Cubanichthys pengelleyi
- Conservation status: Endangered (IUCN 3.1)

Scientific classification
- Kingdom: Animalia
- Phylum: Chordata
- Class: Actinopterygii
- Division: Teleostei
- Order: Cyprinodontiformes
- Family: Cyprinodontidae
- Genus: Cubanichthys
- Species: C. pengelleyi
- Binomial name: Cubanichthys pengelleyi (Fowler, 1939)
- Synonyms: Chriopeoides pengelleyi Fowler, 1939

= Cubanichthys pengelleyi =

- Authority: (Fowler, 1939)
- Conservation status: EN
- Synonyms: Chriopeoides pengelleyi Fowler, 1939

Species of fish

Cubanichthys pengelleyi, the Jamaican killifish, is a species of freshwater ray-finned fish belonging to the family Cyprinodontidae, the pupfishes, and the subfamily Cubanichthyinae, the island pupfishes. This killifish is endemic to Jamaica and is an endangered species.

==Taxonomy==
Cubanichthys pengelleyi was first formally described in 1939 as Chriopeoides pengelleyi by the American zoologist Henry Weed Fowler with its type locality given as Jamaica. It is one of two species in the genus Cubanichthys , the other being Cubanichthys cubensis which is endemic to Cuba and the Isla de la Juventud. The genus Cubanichthys, along with Yssolebias, is classified in the island pupfish subfamily, Cubanichthyidae, of the pupfish family Cyprinodontidae.

==Etymology==
Cubanichthys pengelleyi belongs to the genus Cubanichthys which prefixes the Greek word for "fish", -ichthys with Cuba, a name coined by Carl Leavitt Hubbs because he thought it was a monospecific gen endemic to Cuba. The specific name honours the Jamaican physician, medical officer and aquarist, who obtained the type.

==Description==
Cubanichthys pengelleyi reaches a total length of 6 cm.

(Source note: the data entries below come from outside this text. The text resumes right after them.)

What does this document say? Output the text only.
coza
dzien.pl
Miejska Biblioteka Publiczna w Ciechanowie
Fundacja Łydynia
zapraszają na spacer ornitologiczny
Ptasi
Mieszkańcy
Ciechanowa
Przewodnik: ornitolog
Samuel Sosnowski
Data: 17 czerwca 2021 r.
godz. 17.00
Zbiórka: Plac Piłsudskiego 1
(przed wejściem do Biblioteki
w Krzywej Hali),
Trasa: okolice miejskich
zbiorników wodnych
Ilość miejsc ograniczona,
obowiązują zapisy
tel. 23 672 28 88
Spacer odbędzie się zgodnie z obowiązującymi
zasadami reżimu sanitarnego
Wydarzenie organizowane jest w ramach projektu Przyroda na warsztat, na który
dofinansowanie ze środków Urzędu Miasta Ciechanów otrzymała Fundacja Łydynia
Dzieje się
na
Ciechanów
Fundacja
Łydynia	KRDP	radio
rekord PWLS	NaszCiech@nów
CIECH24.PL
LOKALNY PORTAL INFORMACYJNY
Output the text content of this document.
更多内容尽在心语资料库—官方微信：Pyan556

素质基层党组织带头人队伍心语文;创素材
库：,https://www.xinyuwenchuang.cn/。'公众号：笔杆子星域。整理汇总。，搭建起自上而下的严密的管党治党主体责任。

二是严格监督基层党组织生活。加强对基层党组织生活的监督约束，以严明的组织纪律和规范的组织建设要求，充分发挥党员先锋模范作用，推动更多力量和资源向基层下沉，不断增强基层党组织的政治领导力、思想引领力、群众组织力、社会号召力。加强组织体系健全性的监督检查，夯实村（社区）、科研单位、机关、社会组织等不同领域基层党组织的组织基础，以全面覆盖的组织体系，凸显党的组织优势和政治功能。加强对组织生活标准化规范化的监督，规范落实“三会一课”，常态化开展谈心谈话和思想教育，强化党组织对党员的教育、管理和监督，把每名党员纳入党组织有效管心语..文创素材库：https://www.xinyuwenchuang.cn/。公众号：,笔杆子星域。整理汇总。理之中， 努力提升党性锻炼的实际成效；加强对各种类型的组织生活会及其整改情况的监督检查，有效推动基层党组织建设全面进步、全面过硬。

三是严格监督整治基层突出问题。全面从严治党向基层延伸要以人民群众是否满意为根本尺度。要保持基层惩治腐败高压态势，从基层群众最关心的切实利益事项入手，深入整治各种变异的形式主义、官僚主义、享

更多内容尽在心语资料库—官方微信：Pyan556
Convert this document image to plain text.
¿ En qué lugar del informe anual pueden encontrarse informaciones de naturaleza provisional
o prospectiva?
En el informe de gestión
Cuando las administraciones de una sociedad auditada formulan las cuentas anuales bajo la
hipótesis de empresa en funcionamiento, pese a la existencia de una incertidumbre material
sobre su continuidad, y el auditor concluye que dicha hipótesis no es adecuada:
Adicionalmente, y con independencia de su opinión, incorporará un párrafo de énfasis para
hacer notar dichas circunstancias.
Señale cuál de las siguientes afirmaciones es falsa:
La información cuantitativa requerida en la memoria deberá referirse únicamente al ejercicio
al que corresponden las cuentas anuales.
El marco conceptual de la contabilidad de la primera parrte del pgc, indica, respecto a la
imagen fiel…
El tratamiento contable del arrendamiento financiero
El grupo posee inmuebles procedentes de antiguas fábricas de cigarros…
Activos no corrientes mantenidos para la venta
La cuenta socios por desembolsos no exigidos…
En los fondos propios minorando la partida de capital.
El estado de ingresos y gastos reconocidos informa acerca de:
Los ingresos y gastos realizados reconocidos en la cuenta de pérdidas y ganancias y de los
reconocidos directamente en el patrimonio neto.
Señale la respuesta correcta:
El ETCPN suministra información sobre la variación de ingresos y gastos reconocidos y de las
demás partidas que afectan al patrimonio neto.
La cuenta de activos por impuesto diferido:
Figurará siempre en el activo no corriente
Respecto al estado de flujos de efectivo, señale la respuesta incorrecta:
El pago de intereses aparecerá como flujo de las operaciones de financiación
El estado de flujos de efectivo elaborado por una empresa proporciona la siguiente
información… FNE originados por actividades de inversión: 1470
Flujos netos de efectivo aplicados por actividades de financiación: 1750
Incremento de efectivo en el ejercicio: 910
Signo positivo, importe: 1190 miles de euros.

==Distribution and habitat==
Cubanichthys pengelleyi is endemic to Jamaica. It is known fronm six locations, all in the Black River basin in Saint Elizabeth Parish in the southwest of the island. This species is found in clear, shallow, alkaline water with a bed made up of sand, with some sily.

==Biology==
Cubanichthys pengelleyi hides within submerged and floating aquatic vegetation. It is a predatory, demersal fish which preys on damselfly and dragonfly nymphs, as well as other aquatic larvae, ostracods, copepods and gastropods.It lays eggs which have a diameter of 1.2 to 1.4 mm, hatching in around 9 days. It is not an annual species and can breed more than once.

==Conservation status==
Cubanichthys pengelleyi is known from a small area where it is threatened by pollution, invasive non-native species, development and mining. The International Union for Conservation of Nature classify this species as Endangered.